Saturday 6 June 2009

confessions of a happy sheep

I love babysitting because it brings out the kid in me.

Tonight we made a fort, but not just any old regular fort. Noooo sir. We made a mansion-fort. Three rooms. Loads of pillows. Perfect roof. I mean, I don’t mean to brag or anything, but it was one heck of a fort!! But I must give credit where credit is due. Please put your hands together for Daniel, the mastermind behind the design, the emerging architect of this day. He made the blue-prints. (Official, I must say. He even used a blue sharpie.) And he even directed the construction. The fort lasted an hour. Success, ladies and gentlemen, success.

And then we had ice-cream, in the fort, of course. The kids say it tastes better that way.

Anyways, onto more important things… this week I pulled out some old sermon recordings of my dad’s. The ones I listened to were entitled: Confessions of a Happy Sheep, and were on Psalm 23:1. “The LORD is my Shepherd. I shall not want (for anything).” David here, when he penned those words, was looking back to his shepherd days and draws one of the most beautiful metaphors in.all.of.Scripture. What David was to his sheep (provider, protector, companion), he says that God has been to him infinity times more!!

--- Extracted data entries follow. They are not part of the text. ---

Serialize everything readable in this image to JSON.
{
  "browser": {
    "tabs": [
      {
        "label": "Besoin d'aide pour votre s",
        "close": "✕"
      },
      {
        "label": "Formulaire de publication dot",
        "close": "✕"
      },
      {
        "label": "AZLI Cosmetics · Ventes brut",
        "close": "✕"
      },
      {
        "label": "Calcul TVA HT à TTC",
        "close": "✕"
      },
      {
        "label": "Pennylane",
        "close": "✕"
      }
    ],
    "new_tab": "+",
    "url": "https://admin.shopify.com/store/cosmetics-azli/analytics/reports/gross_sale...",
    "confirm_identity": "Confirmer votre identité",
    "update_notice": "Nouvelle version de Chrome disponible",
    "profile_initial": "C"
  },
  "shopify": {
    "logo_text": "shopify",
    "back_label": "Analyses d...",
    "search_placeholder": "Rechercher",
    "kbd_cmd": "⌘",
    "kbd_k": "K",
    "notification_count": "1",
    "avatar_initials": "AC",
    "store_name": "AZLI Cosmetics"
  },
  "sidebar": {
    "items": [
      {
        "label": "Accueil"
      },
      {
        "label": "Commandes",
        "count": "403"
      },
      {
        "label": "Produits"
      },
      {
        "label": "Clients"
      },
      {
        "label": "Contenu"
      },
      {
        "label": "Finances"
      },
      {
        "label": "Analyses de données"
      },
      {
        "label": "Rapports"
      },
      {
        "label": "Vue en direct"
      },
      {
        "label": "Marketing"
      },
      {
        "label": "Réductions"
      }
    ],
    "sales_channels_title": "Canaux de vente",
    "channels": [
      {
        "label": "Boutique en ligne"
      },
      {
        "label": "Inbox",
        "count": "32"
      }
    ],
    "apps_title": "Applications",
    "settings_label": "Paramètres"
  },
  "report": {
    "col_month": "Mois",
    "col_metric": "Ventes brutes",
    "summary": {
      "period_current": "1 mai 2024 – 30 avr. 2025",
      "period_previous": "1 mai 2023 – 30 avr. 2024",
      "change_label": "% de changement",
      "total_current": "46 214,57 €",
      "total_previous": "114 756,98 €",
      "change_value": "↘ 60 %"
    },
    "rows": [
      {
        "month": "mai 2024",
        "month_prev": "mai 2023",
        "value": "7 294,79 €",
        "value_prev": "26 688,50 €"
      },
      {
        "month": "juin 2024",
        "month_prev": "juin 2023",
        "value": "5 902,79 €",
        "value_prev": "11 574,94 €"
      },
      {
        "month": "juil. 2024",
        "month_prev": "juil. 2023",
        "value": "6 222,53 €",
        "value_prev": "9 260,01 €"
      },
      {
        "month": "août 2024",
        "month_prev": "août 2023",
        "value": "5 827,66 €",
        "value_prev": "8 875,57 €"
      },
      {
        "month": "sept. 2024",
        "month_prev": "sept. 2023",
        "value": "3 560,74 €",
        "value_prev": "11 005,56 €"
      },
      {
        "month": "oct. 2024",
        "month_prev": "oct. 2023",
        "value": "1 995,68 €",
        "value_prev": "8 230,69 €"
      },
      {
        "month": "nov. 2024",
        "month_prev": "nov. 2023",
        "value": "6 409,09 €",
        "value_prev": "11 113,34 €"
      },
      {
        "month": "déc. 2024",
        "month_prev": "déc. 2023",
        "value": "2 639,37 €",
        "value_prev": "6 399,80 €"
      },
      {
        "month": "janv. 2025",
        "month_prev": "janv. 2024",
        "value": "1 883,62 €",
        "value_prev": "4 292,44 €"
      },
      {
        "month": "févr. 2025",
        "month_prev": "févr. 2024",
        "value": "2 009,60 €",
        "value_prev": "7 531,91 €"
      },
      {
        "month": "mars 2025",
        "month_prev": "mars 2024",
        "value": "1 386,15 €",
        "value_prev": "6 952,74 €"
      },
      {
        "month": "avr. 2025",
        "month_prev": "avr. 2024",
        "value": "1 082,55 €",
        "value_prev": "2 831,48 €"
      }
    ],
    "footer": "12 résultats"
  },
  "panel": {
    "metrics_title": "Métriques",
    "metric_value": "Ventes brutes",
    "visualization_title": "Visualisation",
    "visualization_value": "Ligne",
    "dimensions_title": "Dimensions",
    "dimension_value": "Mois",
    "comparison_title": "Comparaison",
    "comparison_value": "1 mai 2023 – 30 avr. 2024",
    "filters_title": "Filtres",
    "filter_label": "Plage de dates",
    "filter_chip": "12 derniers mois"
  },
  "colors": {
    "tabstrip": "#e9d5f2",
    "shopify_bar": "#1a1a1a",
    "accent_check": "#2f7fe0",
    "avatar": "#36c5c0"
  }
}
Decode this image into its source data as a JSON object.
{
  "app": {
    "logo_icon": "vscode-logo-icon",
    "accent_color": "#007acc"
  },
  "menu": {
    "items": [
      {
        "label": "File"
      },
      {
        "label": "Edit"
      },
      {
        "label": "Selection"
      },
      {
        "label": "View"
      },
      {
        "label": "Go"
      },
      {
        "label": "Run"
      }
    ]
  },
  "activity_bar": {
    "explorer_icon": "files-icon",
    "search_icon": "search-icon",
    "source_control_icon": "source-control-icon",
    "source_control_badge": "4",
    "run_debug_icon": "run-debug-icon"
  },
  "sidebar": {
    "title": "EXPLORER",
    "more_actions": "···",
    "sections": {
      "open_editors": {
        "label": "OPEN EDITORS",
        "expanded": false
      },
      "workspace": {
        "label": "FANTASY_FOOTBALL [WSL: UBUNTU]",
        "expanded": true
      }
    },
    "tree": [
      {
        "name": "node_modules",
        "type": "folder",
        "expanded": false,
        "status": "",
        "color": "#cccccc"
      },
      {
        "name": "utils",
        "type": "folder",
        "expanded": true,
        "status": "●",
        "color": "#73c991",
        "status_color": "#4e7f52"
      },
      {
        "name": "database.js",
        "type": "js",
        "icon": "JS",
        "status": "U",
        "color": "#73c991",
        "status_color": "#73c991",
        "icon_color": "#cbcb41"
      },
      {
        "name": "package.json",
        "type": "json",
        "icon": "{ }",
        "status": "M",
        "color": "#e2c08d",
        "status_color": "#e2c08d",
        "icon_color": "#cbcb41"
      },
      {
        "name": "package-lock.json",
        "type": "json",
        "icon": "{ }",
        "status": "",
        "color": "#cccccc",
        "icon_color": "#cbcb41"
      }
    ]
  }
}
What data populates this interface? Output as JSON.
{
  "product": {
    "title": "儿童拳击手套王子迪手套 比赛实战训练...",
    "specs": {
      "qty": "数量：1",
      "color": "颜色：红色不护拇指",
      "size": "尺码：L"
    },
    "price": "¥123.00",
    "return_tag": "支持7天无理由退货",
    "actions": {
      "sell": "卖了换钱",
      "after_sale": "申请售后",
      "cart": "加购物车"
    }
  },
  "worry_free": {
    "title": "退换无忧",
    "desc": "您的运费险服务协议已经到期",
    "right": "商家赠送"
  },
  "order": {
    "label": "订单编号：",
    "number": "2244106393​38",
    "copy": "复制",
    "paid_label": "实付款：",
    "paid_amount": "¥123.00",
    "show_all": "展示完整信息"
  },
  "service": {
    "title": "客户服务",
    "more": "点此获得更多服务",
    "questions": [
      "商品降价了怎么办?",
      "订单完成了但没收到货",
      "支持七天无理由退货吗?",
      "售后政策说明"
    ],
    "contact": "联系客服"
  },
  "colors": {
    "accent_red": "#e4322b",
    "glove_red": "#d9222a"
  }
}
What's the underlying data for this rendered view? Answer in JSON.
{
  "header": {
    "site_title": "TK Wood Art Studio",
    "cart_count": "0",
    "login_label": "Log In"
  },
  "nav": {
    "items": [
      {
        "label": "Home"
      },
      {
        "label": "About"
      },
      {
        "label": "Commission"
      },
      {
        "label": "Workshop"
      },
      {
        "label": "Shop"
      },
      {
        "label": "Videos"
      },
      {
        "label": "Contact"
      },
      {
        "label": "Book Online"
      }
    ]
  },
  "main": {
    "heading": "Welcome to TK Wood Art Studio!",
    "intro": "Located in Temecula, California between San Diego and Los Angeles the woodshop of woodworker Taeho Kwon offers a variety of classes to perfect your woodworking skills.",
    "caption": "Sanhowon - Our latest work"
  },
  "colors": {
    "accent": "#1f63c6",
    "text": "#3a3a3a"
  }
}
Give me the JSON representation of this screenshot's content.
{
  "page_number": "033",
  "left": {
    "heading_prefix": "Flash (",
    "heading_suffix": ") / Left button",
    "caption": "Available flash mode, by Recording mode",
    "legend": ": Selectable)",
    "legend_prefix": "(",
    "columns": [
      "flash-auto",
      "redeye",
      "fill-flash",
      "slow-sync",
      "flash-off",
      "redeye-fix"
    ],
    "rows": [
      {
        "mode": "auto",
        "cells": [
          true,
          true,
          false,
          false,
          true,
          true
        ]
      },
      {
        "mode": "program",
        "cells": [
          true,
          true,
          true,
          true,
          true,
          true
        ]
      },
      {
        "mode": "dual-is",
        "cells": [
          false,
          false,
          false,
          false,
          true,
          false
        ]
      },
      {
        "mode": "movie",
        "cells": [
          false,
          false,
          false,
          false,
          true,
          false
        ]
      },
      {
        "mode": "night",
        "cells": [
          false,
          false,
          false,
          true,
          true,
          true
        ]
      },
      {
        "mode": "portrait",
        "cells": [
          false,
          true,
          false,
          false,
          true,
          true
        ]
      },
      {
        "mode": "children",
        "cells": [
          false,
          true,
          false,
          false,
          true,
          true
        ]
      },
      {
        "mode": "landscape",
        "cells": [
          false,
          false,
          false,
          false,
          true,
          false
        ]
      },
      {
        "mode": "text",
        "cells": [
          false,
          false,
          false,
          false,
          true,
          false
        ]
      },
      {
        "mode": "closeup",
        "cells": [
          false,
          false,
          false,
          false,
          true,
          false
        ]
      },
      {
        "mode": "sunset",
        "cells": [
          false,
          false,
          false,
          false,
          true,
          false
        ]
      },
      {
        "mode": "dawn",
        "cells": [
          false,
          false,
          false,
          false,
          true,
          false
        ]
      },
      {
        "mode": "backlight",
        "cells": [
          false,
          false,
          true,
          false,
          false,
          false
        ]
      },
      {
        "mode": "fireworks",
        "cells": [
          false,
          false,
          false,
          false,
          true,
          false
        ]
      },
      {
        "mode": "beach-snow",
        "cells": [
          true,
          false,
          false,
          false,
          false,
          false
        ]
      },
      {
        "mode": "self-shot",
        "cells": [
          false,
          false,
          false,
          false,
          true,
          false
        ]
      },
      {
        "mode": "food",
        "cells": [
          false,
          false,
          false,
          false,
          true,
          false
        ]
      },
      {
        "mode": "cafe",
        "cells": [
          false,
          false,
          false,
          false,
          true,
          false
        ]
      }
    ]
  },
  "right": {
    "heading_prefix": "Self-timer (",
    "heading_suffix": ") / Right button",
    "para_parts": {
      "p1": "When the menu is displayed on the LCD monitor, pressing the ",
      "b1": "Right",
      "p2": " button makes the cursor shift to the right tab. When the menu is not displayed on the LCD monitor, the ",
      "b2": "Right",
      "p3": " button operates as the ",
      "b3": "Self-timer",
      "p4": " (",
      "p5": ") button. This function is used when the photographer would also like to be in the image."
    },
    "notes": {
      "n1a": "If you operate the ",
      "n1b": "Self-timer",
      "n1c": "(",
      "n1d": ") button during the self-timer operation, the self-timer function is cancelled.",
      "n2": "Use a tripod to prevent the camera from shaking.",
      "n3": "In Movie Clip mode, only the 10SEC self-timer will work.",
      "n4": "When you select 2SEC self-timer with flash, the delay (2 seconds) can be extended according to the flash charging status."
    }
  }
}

David had what everybody wants, what everybody is searching for, what everybody would give everything for… and that is: sufficiency and security. David says, “I shall not want. And I will not fear,” *BECAUSE* “the LORD is my Shepherd.” A.W. Tozer put it well. “The man who has God for his treasure has all things in one. For having the Source of all things, he has in one – all satisfaction, all pleasure, all delight.”

Because God has always been to Himself what He needs Himself to be, is He not (more than) enough for us? Because He is self-sufficient, is He not, thus, (all) sufficient for us?

They “lacked nothing”. (Deuteronomy 2:7)
Neither will we, only if we fill the hole in our soul with the ‘fullness of God”.

The psalmist tells us –
For my weariness, I have green pastures.
For my anxieties, I have still waters.
For my faltering, I have restoration.
For my perplexity, I have guidance.
For my fear, I have comfort.
For my enemies, I have a table.
For my hurts, I have an anointing.
And for my end, I have the Father’s house. (What about that for a happy ending?)

Martin Luther once commented that “personal pronouns are the difference between true religion and false religion.” I am so glad that He is my Shepherd. I hope that He is your's.